Rosni (46), salah satu perajin setempat, mengungkapkan bahwa proses produksi kini menjadi jauh lebih menantang dibandingkan tahun-tahun sebelumnya. Keterbatasan peralatan pendukung membuat kapasitas produksi mereka tidak bisa berkembang pesat untuk menyasar pasar yang lebih luas.

Keluhan Perajin Terkait Keterbatasan Modal dan Alat

Hingga saat ini, para pelaku industri rumahan di Lamlhom mengaku masih mengandalkan modal mandiri dan peralatan seadanya. Rosni menyebutkan bahwa perhatian konkret berupa bantuan fisik maupun permodalan sangat dibutuhkan agar usaha mereka dapat naik kelas.

"Sampai sekarang kami belum pernah dapat bantuan usaha. Padahal kami butuh sekali perhatian untuk kembangkan home industry ini. Alat masih seadanya," ujar Rosni saat ditemui di rumah produksinya.

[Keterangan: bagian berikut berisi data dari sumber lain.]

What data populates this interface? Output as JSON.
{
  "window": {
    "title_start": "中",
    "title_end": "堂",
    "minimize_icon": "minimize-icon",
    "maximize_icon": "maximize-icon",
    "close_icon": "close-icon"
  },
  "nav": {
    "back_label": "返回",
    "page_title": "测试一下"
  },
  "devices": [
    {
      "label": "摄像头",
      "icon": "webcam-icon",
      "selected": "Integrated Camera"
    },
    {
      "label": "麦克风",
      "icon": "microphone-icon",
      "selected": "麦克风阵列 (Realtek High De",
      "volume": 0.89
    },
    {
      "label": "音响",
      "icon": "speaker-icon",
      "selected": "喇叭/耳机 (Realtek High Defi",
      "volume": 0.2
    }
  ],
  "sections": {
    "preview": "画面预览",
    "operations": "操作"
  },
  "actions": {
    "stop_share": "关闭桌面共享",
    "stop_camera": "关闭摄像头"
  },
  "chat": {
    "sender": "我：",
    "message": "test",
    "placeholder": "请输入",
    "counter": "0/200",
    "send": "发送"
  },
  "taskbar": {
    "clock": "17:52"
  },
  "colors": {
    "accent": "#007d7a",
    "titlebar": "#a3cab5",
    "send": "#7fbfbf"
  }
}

Ia berharap pemerintah daerah dapat memberikan dukungan nyata, baik melalui bantuan modal usaha maupun pendampingan teknis. Baginya, usaha ini bukan sekadar urusan mencari nafkah, melainkan upaya menjaga identitas budaya Aceh agar tidak hilang ditelan zaman.

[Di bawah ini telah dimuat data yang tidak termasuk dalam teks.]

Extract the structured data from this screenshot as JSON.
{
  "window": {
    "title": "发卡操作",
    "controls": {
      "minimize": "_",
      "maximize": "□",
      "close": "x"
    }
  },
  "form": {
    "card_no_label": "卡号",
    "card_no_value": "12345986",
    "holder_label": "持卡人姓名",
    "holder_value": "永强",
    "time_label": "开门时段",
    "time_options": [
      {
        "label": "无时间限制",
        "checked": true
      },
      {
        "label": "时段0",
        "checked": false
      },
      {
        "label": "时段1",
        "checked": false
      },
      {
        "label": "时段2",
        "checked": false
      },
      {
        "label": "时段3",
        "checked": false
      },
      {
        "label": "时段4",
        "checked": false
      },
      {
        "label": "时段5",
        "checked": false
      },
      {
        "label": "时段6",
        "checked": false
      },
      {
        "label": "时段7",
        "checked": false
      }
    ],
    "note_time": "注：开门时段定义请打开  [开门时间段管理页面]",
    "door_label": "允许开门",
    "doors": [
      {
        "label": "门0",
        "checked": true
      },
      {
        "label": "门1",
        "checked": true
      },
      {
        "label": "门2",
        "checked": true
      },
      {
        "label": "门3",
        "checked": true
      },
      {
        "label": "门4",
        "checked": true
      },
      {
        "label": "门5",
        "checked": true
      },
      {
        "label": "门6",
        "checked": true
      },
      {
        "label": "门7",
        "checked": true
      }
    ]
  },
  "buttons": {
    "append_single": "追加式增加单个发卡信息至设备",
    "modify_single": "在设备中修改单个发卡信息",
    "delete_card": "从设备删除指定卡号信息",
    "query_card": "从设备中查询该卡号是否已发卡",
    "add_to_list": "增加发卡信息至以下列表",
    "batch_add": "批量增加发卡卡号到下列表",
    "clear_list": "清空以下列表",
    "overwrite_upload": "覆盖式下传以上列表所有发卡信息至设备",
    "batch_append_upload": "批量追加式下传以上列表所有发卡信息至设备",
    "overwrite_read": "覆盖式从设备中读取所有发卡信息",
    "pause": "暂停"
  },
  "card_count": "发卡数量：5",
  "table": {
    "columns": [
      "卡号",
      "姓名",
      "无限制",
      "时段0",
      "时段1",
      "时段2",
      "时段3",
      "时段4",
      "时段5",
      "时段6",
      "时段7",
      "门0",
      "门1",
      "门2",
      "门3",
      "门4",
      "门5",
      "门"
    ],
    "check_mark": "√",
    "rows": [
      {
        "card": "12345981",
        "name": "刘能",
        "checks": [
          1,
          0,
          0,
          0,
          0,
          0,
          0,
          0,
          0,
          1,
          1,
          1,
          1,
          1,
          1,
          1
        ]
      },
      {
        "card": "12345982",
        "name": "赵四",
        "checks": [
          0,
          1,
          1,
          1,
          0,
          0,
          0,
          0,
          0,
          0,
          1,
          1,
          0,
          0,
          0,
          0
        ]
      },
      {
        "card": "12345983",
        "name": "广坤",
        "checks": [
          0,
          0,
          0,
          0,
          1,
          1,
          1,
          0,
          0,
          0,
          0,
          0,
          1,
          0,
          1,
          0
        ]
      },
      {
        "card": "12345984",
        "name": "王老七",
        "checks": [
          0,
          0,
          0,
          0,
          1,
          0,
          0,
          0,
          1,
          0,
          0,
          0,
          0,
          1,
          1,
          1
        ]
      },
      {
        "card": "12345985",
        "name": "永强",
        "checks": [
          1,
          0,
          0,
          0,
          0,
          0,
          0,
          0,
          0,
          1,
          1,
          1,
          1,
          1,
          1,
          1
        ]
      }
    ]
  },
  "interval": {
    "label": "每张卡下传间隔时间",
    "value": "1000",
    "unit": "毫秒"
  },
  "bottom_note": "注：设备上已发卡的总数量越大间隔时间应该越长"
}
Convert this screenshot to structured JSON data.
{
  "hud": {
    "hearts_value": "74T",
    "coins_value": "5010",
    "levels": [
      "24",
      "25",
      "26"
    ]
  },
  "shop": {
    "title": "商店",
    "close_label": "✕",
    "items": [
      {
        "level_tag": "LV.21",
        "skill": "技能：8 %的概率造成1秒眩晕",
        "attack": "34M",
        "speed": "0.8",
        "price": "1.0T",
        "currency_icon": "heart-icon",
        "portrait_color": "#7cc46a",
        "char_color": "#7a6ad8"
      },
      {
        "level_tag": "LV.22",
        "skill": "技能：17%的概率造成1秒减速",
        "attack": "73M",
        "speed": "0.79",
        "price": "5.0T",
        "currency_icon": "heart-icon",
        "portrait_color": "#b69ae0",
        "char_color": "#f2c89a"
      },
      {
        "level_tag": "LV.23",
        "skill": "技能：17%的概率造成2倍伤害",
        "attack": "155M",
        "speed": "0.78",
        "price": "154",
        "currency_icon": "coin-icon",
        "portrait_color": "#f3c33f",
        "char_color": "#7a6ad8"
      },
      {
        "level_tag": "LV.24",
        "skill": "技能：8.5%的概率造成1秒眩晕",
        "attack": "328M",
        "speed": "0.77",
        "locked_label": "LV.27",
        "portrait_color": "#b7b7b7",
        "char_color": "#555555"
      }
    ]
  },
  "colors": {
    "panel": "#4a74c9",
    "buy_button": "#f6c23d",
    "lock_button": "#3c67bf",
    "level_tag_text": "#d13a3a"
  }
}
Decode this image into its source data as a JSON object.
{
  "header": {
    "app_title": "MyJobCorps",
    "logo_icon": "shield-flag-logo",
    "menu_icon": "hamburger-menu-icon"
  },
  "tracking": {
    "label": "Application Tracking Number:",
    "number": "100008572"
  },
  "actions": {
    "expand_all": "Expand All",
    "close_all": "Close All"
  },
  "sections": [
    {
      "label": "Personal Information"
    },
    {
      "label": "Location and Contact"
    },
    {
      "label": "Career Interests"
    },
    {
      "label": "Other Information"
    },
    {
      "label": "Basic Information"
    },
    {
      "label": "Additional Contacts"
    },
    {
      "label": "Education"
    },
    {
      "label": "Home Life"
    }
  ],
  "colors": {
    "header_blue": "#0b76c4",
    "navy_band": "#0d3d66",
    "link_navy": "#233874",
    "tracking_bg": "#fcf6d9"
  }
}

Harga Jual Dodol dan Meuseukat di Pasar Lokal

Hal senada dirasakan oleh Yunidar (61), pemilik usaha Star Dodol Rumoh Kak Dar. Meski biaya produksi membengkak, ia tetap rutin memproduksi dodol, meuseukat, wajik, hingga keukarah untuk memenuhi pesanan masyarakat, terutama menjelang hari-hari besar keagamaan.

Dodol buatannya biasanya dijual dengan kisaran harga Rp320 ribu hingga Rp330 ribu per talam. Produk ini menjadi primadona untuk kebutuhan hajatan keluarga, kenduri adat, maupun hantaran perkawinan di wilayah Aceh Besar dan sekitarnya.

"Alhamdulillah masih ada yang pesan, apalagi kalau menjelang meugang atau hari raya," kata Yunidar. Konsistensi para perajin seperti Yunidar menjadi bukti bahwa minat masyarakat terhadap panganan tradisional tetap tinggi di tengah tren makanan instan.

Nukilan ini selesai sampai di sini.